F: Fufu / Fan Milk
The twin delicacies of Togolese cuisine. Fufu, which has probably been described in far too much detail here already, is a dish made from boiled yams (or in the south, cassava) that are pounded until they form a gelatinous ball. You break off little balls of it with your hands and dip it in the accompanying sauce. The first time I ate this, I was a little skeptical, but after the first bite I was in. It was yam fufu with peanut sauce and chicken, and more than anything else, it tasted like turkey, gravy, and mashed potatoes on Thanksgiving Day. Sure, the aftermath of that first digestion wasn’t fun, but it doesn’t take long to get used to fufu. If there’s any food from here I’ll be craving two years from now, this is it. Fan Milk is the only ice cream widely available in Togo. You can find it in large cities, being peddled, literally, by the Togolese equivalents of the Ice Cream Truck, guys on blue bikes, wearing blue vests and blue hats, carrying a cooler of delicious Fan Milk. Legend has it that one volunteer paid a Fan Milk guy about ten US dollars (if my memory serves me) to rent his bike, vest, and hat for a night, and buy out all his ice cream. It was, in the estimation of the volunteers I heard this from, the greatest Halloween costume of all time. Fan Milk comes in litte sealed plastic bags about the size of a pop-tart bag. You cut the corner off it and squeeze the ice cream out. The flavors are Fan Lait (vanilla), Fan Choco (duh), Fan Cocktail (fruit mix), Fan Yogo (yogurt), Fan Ice (vanilla, but the consistency of ice cream, unlike fan lait, which is icy. Don’t ask me who named them like that.), and Tampico (not ice cream, just cold Sunny Delight basically.) They cost between 100 and 150 CFA, or 20 to 30 cents. It’s a good deal, because it is hot as hell here, and there is nothing cold if you’re in a village that doesn’t have electricity.

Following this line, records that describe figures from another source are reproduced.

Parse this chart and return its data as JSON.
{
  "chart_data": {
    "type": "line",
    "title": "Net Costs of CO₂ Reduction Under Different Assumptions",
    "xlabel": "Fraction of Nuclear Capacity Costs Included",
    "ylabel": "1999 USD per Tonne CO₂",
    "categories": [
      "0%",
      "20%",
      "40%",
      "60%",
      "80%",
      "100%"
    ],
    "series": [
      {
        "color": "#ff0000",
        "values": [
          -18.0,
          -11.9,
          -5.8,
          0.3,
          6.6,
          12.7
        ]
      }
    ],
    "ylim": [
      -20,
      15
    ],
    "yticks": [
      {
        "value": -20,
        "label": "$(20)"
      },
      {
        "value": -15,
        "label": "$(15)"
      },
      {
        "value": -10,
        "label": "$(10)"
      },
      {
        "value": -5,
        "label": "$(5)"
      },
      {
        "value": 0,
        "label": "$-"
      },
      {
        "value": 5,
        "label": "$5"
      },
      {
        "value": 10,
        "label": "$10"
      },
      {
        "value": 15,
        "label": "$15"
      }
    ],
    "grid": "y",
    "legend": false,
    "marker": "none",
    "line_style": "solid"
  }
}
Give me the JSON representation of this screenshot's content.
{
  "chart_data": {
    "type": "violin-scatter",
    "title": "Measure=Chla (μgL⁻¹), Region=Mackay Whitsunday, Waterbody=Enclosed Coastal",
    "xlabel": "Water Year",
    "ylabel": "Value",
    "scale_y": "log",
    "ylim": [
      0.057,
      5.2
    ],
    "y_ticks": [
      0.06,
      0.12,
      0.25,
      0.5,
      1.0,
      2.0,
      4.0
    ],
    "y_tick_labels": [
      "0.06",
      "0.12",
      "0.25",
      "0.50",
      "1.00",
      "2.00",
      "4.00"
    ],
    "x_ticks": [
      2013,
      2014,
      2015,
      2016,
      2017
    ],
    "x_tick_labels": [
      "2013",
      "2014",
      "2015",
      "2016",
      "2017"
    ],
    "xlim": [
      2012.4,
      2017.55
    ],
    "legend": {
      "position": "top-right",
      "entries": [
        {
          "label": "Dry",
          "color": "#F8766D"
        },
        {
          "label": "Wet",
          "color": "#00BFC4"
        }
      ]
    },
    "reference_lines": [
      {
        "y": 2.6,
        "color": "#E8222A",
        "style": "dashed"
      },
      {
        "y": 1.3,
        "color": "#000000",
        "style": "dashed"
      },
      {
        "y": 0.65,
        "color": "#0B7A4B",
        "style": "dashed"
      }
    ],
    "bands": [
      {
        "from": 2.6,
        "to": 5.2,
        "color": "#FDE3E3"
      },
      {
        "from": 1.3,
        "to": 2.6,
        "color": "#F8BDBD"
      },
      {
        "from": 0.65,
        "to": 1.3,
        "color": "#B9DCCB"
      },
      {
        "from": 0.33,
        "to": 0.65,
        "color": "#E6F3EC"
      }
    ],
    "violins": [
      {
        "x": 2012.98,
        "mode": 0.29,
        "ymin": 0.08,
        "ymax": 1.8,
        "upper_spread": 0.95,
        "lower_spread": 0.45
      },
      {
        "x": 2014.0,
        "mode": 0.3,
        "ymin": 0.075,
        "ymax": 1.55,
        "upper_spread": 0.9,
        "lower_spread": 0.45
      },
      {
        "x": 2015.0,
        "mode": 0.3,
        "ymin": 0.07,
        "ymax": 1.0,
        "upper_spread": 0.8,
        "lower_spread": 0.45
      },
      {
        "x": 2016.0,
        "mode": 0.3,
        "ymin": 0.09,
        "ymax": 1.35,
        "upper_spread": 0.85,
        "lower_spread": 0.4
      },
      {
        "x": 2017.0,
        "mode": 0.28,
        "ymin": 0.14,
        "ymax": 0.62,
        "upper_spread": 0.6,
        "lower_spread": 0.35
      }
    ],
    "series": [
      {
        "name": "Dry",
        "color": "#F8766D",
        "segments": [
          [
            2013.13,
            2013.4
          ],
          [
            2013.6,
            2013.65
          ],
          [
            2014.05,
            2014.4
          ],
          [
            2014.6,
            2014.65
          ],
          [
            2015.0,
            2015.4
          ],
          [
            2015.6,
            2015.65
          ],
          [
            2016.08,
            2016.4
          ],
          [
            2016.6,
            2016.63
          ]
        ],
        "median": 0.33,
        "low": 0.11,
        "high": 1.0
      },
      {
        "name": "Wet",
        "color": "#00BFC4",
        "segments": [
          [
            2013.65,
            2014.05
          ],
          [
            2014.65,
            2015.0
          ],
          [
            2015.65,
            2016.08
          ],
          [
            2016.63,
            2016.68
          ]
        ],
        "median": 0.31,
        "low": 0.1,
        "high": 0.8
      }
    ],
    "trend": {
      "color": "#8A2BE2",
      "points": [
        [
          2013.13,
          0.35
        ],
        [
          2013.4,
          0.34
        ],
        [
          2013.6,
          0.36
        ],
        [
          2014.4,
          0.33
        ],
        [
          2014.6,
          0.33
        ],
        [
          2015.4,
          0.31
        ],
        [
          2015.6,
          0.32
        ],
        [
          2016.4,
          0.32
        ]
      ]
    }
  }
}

Ghana is a mystical land to the west where people speak incredibly slow, proper English (I’ve been called “gentleman”, “matster”, and “chairman” by Ghanaians) and every person has their own seat in a car. There’s a mall in the capital city of Accra, and that in that mall, you can see American movies. Peace Corps volunteers regularly break into tears and/or suffer panic attacks upon entering the mall. Ghana also has overpasses, which frequently blow the minds of volunteers. Hell, seeing a stop light in Togo is enough to make me jump out of my seat in surprise.
Hakeem, or as it’s more commonly pronounced, “Akeeeeeeemu!”, is my name in village. I got this name in my first village, after discussing my options with a few University students from the area in town to conduct Togo’s first census in like thirty years. I could’ve gone with Rasheed, or Kareem, but the pull of Hakeem was just too great. For those of you wondering, these names were in fact inspired by Hakeem Olajuwan, Rasheed Wallace, and Kareem Abdul-Jabar. The name gets a laugh the every time I introduce myself to new people. They ask me if I go to the mosque, to which I always reply, “Cheray wouro.” The day after tomorrow. Big laughs all around. Village names are awesome, and they’re different all over the country, because every different ethnicity, and even different towns of the same ethnicity, have different traditional names.

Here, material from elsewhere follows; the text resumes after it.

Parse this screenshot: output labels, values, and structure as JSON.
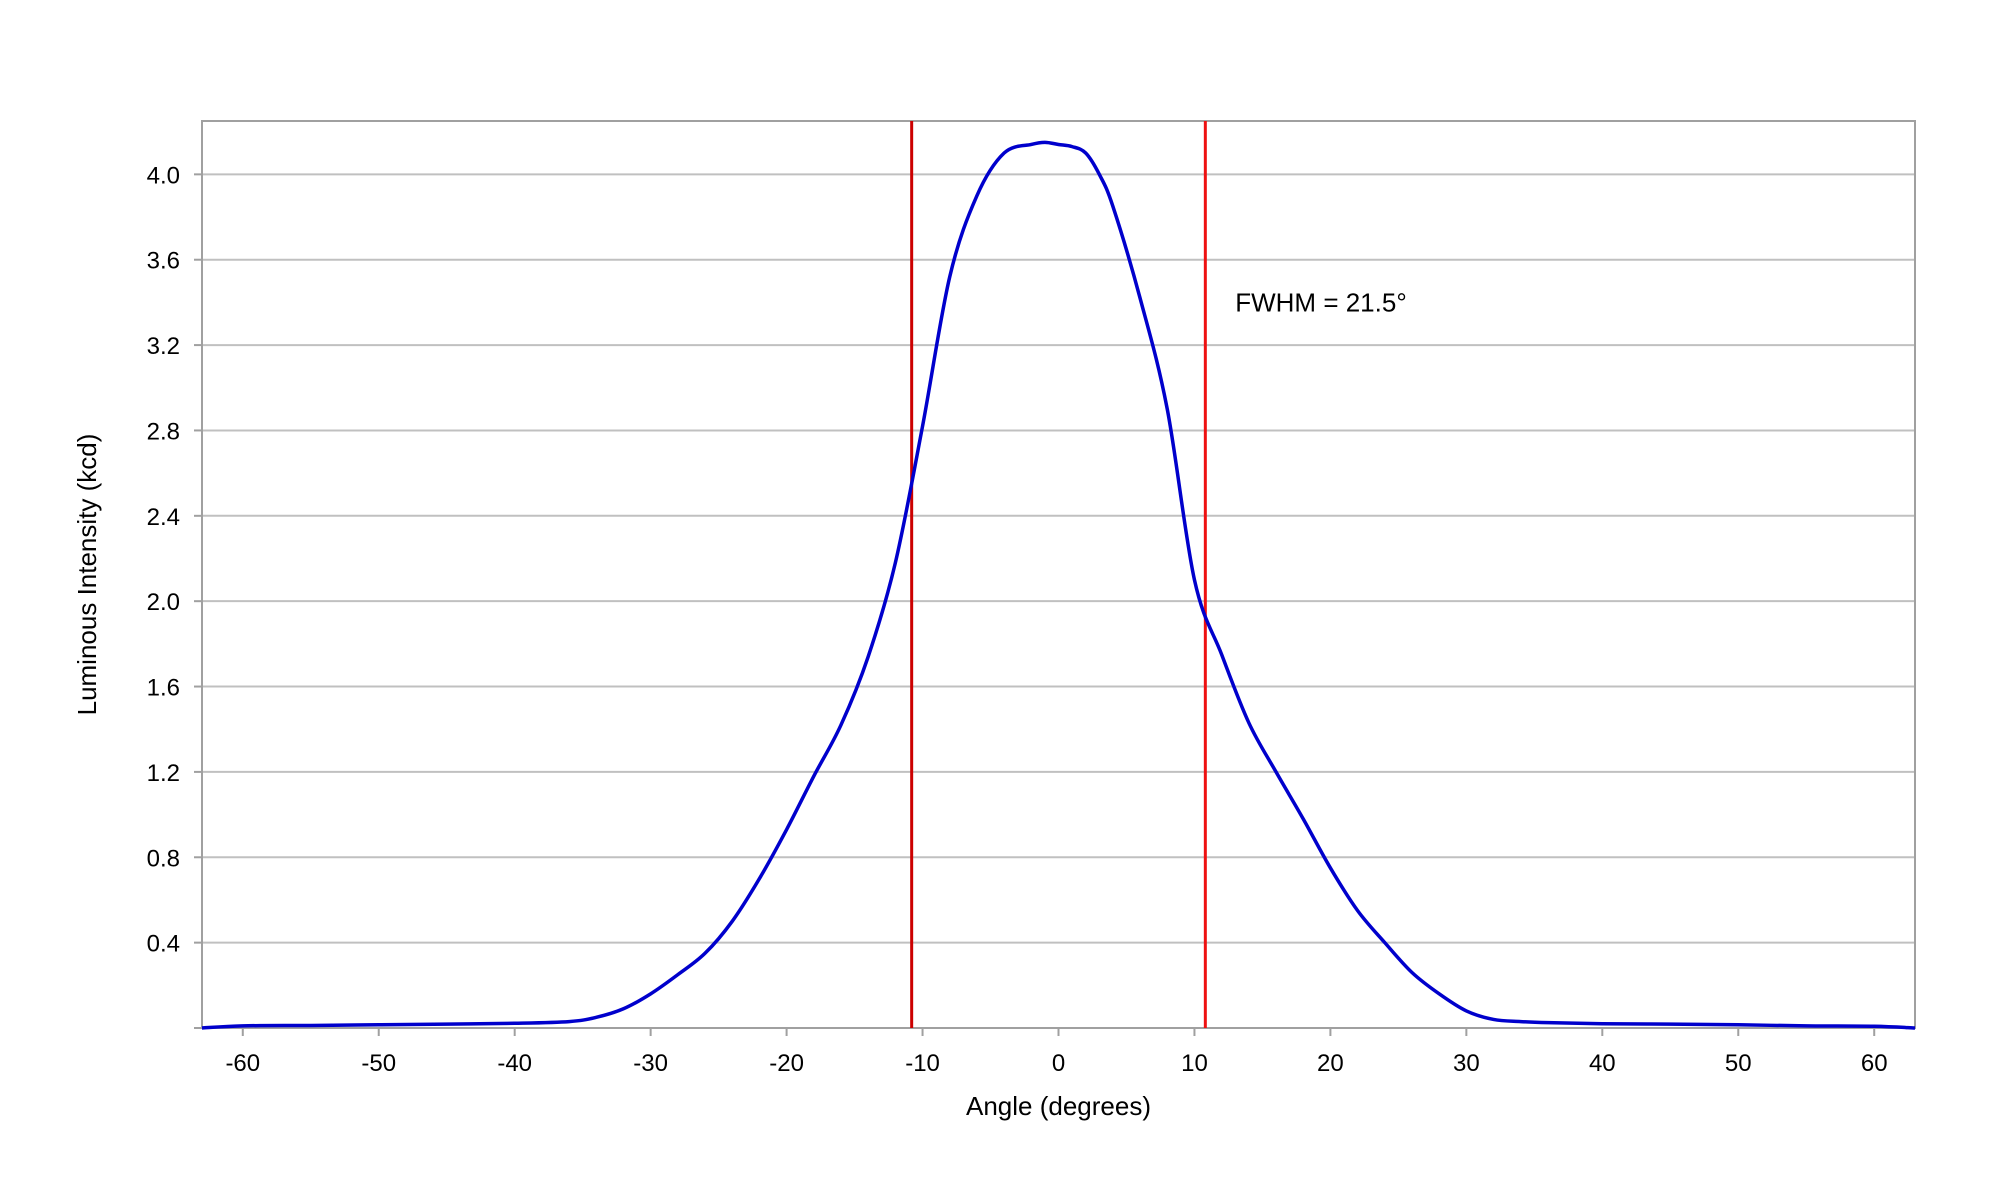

But my name is not so much a traditional Kotokoli name as it is a Muslim name. The Kotokolis are predominantly Muslim these days, though as I alluded to in the last post, they still have plenty of traditions of their own. Living here makes it all the more obvious how insane the fears and stereotypes about Muslims throughout the world are. Sure, the call to prayer at 5 am can be startling, but it’s pretty sweet at the same time. I’ll never forget how at peace I felt in my first village before the move, hanging in my hammock, looking at the stars, and listening to the Imam and his students recite prayers on the other side of my compound’s courtyard. But, to my village’s eternal feigned chagrin, I still refuse to convert. The day after tomorrow, I promise.
J: Job Anxiety
By job anxiety, I don’t mean stress from having too much work, I mean the stress of not having anything near a clear description of a day to day job, yet trying to do the best job you can, regardless. I have no office, no real boss, and no explicit goals to fulfill. My projects are either of my design, or the design of someone in village, and they’re constantly appearing, being reevaluated, or disappearing. Trying to define a “productive” day here is an easy trap for a volunteer to fall into here, especially early on, when your job is basically to get to know people. Even after four months of this, and six in Togo, there’s a (very American) part of my brain that just refuses to accept that sitting under a tree talking to a few guys about why people have fewer kids in the States is work. It can be discouraging to feel like you’re getting so little done, but at the same time, that understanding of your community’s life will be the foundation from which all the projects to come are built. It’s a better way of doing things than coming into town, spending who-knows-how-much on an enormous generator, stringing up lights throughout the whole town, and then heading home, leaving the village with a gas generator they can’t afford to run. I think that generator has been on four times since I’ve been here, and while appreciate being able to charge my computer and write blog posts for a few hours, that money could’ve been spent way better than it was.